The FDA made the announcement Thursday, saying it has received reports of death and serious injuries caused by the teething jewelry, including strangulation and choking. In one case, the FDA says an 18-month-old  boy was strangled to death by his amber teething necklace during a nap.

The products in question are produced and sold by a large number of manufacturers and individuals. The beads of the products may be made with various materials such as amber, wood, marble or silicone.

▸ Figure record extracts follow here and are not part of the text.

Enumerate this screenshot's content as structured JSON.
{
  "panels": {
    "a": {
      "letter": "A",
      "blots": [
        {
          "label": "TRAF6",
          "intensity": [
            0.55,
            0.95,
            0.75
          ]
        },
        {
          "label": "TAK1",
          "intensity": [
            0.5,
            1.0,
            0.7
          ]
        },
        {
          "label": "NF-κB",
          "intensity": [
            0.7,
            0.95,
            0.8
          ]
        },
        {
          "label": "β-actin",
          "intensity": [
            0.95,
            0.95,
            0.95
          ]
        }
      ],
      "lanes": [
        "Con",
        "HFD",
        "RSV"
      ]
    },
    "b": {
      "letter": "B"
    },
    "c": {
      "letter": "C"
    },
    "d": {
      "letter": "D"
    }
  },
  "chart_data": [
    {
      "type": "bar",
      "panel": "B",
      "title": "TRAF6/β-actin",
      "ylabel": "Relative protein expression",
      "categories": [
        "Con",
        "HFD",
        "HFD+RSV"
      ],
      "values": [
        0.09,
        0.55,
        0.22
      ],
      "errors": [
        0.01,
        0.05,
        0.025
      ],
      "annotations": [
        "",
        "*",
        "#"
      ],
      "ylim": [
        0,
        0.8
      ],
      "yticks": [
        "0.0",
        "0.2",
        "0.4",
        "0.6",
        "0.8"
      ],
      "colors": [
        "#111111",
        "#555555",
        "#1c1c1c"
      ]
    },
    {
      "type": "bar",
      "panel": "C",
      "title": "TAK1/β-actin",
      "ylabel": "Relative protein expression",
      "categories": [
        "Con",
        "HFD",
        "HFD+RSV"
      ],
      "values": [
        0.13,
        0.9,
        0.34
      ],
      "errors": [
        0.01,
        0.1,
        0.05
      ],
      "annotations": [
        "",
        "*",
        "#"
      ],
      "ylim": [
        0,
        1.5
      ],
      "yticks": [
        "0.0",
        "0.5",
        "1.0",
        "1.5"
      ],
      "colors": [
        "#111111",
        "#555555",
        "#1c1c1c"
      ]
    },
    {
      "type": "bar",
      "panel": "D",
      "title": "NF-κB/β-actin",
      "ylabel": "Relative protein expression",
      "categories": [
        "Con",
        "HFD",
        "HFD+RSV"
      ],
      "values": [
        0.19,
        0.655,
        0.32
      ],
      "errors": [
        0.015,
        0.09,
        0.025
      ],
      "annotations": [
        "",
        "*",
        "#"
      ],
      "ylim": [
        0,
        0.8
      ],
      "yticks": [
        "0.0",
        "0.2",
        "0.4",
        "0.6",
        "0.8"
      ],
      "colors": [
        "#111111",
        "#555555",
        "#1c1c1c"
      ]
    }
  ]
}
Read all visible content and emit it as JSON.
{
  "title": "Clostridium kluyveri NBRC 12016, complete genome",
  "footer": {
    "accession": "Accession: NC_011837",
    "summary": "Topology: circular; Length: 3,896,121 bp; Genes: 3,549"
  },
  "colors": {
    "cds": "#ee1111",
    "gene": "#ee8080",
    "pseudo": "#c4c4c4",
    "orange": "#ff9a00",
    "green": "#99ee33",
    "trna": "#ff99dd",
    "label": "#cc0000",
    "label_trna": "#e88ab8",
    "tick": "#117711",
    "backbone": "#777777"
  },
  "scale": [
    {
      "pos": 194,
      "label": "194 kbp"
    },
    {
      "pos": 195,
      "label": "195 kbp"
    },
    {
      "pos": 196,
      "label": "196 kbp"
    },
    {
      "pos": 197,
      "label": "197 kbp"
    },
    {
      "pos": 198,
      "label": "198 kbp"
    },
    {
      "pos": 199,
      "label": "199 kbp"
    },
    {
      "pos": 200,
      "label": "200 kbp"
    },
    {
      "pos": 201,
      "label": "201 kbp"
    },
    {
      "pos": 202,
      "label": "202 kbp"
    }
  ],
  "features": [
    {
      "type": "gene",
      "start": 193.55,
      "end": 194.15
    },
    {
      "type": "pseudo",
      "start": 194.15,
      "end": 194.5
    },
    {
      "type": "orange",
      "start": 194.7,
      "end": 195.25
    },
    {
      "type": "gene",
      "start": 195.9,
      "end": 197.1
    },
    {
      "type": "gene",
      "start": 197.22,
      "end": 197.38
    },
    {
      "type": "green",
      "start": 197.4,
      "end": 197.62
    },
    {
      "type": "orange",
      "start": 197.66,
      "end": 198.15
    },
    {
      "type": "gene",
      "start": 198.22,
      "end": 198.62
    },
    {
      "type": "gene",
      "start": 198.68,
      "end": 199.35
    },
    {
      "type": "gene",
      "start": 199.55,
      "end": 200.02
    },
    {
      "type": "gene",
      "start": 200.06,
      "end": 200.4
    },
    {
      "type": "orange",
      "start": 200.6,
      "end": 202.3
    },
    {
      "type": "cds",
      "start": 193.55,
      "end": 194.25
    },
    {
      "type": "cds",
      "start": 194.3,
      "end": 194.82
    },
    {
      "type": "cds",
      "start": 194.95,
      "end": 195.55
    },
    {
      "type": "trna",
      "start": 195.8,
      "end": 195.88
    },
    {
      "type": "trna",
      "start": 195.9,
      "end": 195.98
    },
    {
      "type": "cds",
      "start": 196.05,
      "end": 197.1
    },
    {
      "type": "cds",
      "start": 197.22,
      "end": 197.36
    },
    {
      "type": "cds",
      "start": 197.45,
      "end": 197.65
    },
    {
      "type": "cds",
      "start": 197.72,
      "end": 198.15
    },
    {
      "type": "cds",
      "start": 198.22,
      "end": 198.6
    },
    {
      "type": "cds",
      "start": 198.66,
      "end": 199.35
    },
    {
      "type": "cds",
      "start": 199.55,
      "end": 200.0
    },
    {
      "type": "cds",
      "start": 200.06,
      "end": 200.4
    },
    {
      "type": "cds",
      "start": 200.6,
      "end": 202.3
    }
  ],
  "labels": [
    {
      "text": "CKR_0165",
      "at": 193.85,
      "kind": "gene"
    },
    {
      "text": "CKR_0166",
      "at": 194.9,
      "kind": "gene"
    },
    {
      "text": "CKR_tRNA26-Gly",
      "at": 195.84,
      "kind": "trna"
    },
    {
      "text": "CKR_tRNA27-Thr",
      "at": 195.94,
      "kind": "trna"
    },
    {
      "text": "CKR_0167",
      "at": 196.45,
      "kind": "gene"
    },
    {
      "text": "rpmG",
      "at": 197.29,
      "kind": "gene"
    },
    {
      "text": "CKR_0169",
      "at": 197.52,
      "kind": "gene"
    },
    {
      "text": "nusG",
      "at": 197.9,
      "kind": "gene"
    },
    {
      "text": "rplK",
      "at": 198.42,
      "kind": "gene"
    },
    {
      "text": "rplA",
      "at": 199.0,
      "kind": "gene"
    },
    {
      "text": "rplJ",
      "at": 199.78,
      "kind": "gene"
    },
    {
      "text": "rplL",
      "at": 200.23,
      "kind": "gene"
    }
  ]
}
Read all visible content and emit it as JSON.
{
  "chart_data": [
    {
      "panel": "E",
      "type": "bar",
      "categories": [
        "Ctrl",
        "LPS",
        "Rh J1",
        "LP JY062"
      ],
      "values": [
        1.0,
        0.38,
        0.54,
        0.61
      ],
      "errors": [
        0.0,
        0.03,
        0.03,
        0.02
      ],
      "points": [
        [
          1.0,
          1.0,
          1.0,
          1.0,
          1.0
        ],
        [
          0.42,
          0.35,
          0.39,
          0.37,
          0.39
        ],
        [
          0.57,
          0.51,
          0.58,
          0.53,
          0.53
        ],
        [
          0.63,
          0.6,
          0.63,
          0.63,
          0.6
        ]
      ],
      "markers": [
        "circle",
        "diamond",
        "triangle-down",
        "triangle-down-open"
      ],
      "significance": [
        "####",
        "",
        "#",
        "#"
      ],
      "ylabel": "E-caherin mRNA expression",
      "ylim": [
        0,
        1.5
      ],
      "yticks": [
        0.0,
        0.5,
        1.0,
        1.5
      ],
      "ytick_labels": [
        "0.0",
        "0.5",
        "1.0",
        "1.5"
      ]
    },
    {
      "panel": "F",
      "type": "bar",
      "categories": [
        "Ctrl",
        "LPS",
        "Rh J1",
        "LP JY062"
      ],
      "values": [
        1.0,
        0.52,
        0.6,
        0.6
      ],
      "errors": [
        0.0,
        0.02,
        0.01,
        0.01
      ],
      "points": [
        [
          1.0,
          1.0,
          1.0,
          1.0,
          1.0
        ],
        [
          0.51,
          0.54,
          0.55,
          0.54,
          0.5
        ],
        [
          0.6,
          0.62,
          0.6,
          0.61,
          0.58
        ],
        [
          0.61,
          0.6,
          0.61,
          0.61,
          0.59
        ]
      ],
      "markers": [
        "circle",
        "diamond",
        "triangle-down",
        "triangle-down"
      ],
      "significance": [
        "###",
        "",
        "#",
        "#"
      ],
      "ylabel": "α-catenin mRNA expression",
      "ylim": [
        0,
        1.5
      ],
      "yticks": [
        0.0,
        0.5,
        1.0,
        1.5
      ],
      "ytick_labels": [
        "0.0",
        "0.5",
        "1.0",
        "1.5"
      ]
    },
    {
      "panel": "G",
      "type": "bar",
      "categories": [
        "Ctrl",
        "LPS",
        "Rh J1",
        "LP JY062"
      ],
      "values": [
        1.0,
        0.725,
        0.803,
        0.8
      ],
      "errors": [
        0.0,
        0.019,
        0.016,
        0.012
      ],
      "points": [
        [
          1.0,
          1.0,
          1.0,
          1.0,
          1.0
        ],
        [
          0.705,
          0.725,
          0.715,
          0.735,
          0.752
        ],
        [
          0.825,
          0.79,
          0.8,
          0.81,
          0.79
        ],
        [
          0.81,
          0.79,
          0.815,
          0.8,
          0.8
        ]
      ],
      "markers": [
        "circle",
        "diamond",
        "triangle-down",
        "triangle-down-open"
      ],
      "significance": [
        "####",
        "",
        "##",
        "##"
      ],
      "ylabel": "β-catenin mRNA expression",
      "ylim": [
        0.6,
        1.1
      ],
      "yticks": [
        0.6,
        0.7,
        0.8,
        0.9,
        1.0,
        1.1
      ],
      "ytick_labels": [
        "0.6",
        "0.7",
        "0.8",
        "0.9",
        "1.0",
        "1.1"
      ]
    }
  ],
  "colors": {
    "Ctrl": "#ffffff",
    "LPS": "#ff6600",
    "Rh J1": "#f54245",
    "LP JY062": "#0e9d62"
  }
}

“We know that teething necklaces and jewelry products have become increasingly popular among parents and caregivers who want to provide relief for children’s teething pain and sensory stimulation for children with special needs,” said FDA Commissioner Scott Gottlieb, M.D. “We’re concerned about the risks we’ve observed with these products and want parents to be aware that teething jewelry puts children, including those with special needs, at risk of serious injury and death.”

The FDA says choking can happen if the jewelry breaks and a small bead enters the child’s throat or airway. Strangulation can occur if a necklace is wrapped too tightly around the child’s neck or if the necklace catches an object such as a crib. Other concerns include injury to the mouth or infection if a piece of the jewelry irritates or pierces the child’s gums.

In addition to choking and strangulation concerns, amber teething necklaces contain a substance called succinic acid, which allegedly may be released into an infant’s blood stream in unknown quantities.

“Consumers should consider following the American Academy of Pediatrics’ recommendations of alternative ways for treating teething pain, such as rubbing inflamed gums with a clean finger or using a teething ring made of firm rubber,” said Gottlieb. “Given the breadth of the market for these teething necklaces and jewelry, we’re sharing this important safety information directly to consumers in order to help prevent injuries in infants and kids.”

The FDA encourages consumers and health care professionals to report injuries or adverse events that occur from using teething jewelry by filing a report at 1-800-FDA-1088 or online at MedWatch, the FDA Safety Information and Adverse Event Reporting program.